Some studios try to grow managers internally, which can work, but it comes with pitfalls. A common pattern is promoting strong specialists into leadership roles. But being a great engineer or designer doesn’t automatically translate into being a great manager. These are fundamentally different skill sets. Some people thrive at combining hard and soft skills. Many don’t, and end up stressed, unhappy, or ineffective. If you want to grow leaders internally, it’s important to identify those with real management potential early.
Third, development workflows must change. When everything revolves around founders, parallel development eventually becomes impossible.
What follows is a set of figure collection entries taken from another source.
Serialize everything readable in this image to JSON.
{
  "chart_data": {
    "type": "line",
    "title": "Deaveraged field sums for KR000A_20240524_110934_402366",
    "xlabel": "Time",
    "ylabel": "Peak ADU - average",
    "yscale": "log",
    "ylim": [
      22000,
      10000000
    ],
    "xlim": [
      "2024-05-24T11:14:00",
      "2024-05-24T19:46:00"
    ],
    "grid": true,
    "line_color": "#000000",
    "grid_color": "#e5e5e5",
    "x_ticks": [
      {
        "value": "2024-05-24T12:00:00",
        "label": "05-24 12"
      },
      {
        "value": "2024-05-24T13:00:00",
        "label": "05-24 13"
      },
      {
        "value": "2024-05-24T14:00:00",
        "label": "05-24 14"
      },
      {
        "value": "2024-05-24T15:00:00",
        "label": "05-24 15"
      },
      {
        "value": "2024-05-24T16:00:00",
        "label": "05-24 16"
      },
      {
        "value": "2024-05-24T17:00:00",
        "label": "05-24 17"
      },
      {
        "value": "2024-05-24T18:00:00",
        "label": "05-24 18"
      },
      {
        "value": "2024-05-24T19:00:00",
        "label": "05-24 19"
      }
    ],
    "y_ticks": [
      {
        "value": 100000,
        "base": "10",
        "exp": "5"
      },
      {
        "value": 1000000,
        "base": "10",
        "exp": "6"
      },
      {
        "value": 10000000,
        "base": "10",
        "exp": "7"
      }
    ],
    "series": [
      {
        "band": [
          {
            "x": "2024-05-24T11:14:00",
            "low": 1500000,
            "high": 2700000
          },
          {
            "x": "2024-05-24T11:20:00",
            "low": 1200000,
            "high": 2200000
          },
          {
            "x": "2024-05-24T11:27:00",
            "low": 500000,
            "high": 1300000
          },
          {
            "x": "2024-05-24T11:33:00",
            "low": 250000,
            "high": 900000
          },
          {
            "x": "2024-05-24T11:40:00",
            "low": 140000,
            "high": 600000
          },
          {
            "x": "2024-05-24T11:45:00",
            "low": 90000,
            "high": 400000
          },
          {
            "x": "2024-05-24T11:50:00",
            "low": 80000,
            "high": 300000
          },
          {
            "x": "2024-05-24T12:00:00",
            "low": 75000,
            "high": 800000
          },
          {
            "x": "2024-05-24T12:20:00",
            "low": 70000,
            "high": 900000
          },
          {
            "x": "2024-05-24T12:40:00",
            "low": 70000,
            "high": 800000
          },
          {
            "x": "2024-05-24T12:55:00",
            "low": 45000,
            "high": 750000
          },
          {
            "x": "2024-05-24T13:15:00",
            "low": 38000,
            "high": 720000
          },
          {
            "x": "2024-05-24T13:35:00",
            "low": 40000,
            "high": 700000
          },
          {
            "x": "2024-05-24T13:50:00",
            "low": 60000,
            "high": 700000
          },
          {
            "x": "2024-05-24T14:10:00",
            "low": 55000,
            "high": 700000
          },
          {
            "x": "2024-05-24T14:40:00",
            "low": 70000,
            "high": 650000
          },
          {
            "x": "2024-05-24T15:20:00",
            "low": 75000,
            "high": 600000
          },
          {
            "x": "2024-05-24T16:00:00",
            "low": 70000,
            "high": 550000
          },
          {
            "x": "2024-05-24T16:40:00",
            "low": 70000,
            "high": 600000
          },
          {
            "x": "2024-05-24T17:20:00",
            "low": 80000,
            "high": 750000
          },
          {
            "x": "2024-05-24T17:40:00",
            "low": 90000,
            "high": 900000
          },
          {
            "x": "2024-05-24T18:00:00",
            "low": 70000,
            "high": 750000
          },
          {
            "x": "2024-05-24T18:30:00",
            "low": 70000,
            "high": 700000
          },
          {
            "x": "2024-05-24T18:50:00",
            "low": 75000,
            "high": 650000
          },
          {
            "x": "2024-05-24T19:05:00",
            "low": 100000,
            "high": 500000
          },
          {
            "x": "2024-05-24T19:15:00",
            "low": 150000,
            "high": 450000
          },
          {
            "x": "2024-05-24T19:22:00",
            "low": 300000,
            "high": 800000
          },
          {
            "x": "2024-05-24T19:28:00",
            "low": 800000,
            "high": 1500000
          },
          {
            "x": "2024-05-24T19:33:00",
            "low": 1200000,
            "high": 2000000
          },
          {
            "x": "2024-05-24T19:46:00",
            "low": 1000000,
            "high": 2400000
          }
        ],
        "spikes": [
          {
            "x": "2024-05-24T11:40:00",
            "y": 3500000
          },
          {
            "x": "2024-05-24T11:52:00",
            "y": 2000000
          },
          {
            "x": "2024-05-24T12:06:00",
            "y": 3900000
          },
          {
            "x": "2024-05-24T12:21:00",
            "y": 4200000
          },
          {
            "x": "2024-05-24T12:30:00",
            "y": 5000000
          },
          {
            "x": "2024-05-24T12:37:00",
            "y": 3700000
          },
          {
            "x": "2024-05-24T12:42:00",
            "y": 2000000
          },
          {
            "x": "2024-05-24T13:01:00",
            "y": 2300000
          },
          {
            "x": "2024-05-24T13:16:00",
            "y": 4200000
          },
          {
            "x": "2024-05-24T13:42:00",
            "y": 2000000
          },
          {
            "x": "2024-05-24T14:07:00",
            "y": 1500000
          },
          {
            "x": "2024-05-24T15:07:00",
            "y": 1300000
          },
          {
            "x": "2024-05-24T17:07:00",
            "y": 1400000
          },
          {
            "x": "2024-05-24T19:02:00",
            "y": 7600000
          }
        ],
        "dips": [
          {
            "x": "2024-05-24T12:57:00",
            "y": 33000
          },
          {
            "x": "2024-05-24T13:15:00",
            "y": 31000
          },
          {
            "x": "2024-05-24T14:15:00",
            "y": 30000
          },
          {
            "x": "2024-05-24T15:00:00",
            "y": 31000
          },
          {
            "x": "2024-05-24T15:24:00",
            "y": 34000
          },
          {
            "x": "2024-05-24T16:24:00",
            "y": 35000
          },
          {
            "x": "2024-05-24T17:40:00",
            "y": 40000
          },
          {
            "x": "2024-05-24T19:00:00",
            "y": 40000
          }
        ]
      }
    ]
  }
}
In larger studios, some teams focus on major features, others handle LiveOps, and others work on technical improvements.
All of this requires structured coordination, again, through a dedicated management layer.
Producers take ownership of streams. Teams operate semi-independently. This is where studios usually realize they lack experienced leads and managers.
The market is highly competitive. Attracting strong specialists means offering compelling conditions, especially when competing with established studios with strong brands. Even if you grow a few managers internally, it’s rarely enough when scaling from a dozen people to several dozen or more.
What to do — and how to prepare early
The best-prepared teams are those who’ve already lived through this process. Over-preparing before you even have a successful product can be counterproductive. Thinking too far ahead may distract from what matters right now. But being aware of what’s coming is incredibly valuable. Some practical steps: don’t ignore specialized roles early, document workflows from the start for easier onboarding, build processes that can later be delegated, connect with strong professionals early, and gradually build your studio brand — even through simple dev updates
When scaling becomes inevitable, one of the smartest decisions is bringing in external support. It’s hard to overstate how many problems this can prevent, and how much faster growth becomes when experienced partners share years of accumulated expertise. Not just doing work for you, but transferring knowledge. These tips on choosing the right partner can help you avoid disappointment down the road.
One key mindset shift for founders: Be ready to break systems and rebuild them. Repeatedly. Every management structure only works at a specific scale. Not because it’s bad, but because it’s optimized for a certain moment in growth.
Many founders delay change because it feels scary or unnecessary. “It worked before — why won’t it keep working?” Because scale changes everything.
And once your product becomes large, or you have multiple products, your founder role fundamentally shifts. Your product is no longer a single game. Your product becomes the company.
That’s the founder mindset shift — success is no longer one hit game, but a company that can consistently build great products.
In small studios, everything is fused together and founders live close to the product. In larger organizations with several products, the founder’s job becomes attracting strong leaders, building culture, and designing systems where hits can be created repeatedly. Trying to personally control everything no longer solves problems, it only postpones them. At some point, you have to let go. Trust strong people to do what they do best, and focus on creating the conditions where they can succeed.